In den letzten Wochen hat ein historischer Bericht über die Vergangenheit des Unternehmers Günter Leifheit neue Diskussionen in der Stadt Nassau ausgelöst. Der Historiker Stefan Holler hat umfassende Recherchen zu Leifheits Verstrickungen während der Zeit des Nationalsozialismus veröffentlicht, die nun zu einer intensiveren Auseinandersetzung mit diesem Kapitel der Geschichte führen.
Manuel Liguori, der Stadtbürgermeister von Nassau, gab bekannt, dass das Gutachten von Holler „bisher nicht bekannte Details“ enthält, die für alle Beteiligten von großem Interesse sind. Die Stadt hält es für wichtig, diese Thematik umfassend aufzuarbeiten, und hat daher beschlossen, ein weiteres Gutachten in Auftrag zu geben. In einer offiziellen Mitteilung wurde betont, dass Einigkeit darüber besteht, das Thema ernsthaft anzugehen.

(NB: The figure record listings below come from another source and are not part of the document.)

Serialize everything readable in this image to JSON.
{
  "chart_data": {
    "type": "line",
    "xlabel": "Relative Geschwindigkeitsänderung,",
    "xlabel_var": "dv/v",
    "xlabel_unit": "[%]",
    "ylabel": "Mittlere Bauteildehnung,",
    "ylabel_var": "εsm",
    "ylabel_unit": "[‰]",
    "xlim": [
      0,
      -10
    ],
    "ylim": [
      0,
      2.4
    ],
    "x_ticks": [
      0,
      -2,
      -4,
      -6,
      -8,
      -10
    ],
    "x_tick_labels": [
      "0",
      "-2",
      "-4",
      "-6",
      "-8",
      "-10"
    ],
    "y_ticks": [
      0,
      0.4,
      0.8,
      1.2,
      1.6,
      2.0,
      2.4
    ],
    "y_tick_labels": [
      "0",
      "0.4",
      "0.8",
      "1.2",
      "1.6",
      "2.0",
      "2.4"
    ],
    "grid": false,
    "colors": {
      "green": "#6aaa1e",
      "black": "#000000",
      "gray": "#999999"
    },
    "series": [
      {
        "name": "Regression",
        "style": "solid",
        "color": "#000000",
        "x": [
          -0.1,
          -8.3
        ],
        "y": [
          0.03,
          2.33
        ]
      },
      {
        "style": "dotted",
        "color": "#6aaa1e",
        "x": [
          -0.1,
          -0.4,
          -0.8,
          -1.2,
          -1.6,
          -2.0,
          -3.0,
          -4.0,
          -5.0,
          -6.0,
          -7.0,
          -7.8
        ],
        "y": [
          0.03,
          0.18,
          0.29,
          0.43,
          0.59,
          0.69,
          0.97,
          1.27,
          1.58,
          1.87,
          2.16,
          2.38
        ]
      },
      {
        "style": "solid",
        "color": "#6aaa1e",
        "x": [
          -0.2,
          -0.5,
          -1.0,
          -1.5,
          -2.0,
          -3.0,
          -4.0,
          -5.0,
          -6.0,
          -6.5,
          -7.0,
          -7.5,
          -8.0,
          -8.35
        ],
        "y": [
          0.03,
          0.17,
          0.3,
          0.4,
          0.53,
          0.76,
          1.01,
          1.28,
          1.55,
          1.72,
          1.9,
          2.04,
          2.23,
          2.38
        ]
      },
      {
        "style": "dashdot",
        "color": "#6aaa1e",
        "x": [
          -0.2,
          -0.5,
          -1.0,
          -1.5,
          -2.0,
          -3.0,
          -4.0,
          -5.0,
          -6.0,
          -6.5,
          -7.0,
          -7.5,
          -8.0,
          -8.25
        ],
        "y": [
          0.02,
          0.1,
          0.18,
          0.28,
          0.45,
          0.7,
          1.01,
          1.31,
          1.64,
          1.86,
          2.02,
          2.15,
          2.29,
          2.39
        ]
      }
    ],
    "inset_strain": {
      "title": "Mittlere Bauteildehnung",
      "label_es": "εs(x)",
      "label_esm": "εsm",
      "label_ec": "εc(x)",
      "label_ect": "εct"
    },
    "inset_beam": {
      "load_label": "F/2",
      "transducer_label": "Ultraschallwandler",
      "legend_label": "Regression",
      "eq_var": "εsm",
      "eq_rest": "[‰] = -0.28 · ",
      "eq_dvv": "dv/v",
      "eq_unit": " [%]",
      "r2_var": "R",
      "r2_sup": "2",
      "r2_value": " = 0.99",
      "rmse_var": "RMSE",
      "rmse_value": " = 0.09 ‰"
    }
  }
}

Ein Netzwerk der Zusammenarbeit
Die Entscheidung, die von Liguori während eines Treffens im Leifheit Kulturhaus in Nassau verkündet wurde, ist das Ergebnis intensiver Gespräche zwischen Vertretern der Stadt, der Leifheit-Stiftung und des Leifheit Campus. Ziel dieser Initiativen ist es, die Mitgliedschaft von Günter Leifheit in der Waffen-SS und seine Rolle im Nationalsozialismus zu beleuchten. Professor Arnd Bauerkämpfer, ein Historiker im Ruhestand, hat die geplanten weiteren Untersuchungen begrüßt und sieht sie als wichtigen Schritt zur Aufklärung an.
Die Stadt Nassau plant, eng mit der Marktgemeinde Garmisch-Partenkirchen zusammenzuarbeiten, um das neue Gutachten in Auftrag zu geben. Diese Kooperation könnte durch die LongLeif GaPa gGmbH koordiniert werden, die auch für die Verwaltung der beträchtlichen finanziellen Mittel zuständig ist, die das Ehepaar Leifheit der Gemeinde gespendet hat. „Wenn das neue Gutachten vorliegt, werden wir weitere Handlungsschritte besprechen“, ergänzte Liguori.
Der Historiker Stefan Hollers Bericht hatte bereits in seiner ersten Veröffentlichung für Aufsehen gesorgt. Laut seinen Recherchen hat Leifheit, der 2009 verstorben ist, eine „mustergültige nationalsozialistische Karriere“ durchlebt und trat freiwillig in Organisationen wie die Hitlerjugend, die NSDAP sowie die Waffen-SS ein. Dennoch betont Holler, dass es keine Belege für Leifheits persönliche Beteiligung an Kriegsverbrechen oder Verbrechen gegen die Menschlichkeit gibt.
Eine bekannte Vergangenheit
Der Autor einer Biografie über Günter Leifheit äußerte sich zudem in einem Interview und erklärte, dass die Informationen über Leifheits Mitgliedschaft in der Waffen-SS in der Stadt Nassau bereits seit Jahren bekannt seien. Dies wirft die Frage auf, wie lange solche Informationen ignoriert oder nicht ernsthaft betrachtet wurden.
Günter Leifheit selbst war der Gründer des gleichnamigen Unternehmens, das heute noch unter seinem Namen in Nassau Haushaltswaren herstellt. Auch nach seinem Rückzug aus dem operativen Geschäft blieb sein Name eng mit der Stadt und dem Unternehmen verbunden, das über 1.100 Mitarbeiter beschäftigt. Die Stadtplanung, das Kulturhaus und das Gymnasium, bekannt als Leifheit Campus, reflektieren das Erbe des Unternehmers und seine Rolle innerhalb der Gemeinschaft.
Mit den aktuellen Entwicklungen im Hinblick auf die Aufarbeitung seiner NS-Vergangenheit könnte der neue Auftrag zur Erstellung eines Gutachtens nun nicht nur persönliche, sondern auch gesellschaftliche Implikationen für die Stadt Nassau und das Unternehmen Leifheit haben. Die Verantwortlichen betonen, dass man die Verantwortung für die Geschichte ernst nehmen und die notwendigen Schritte zur Klärung einleiten will.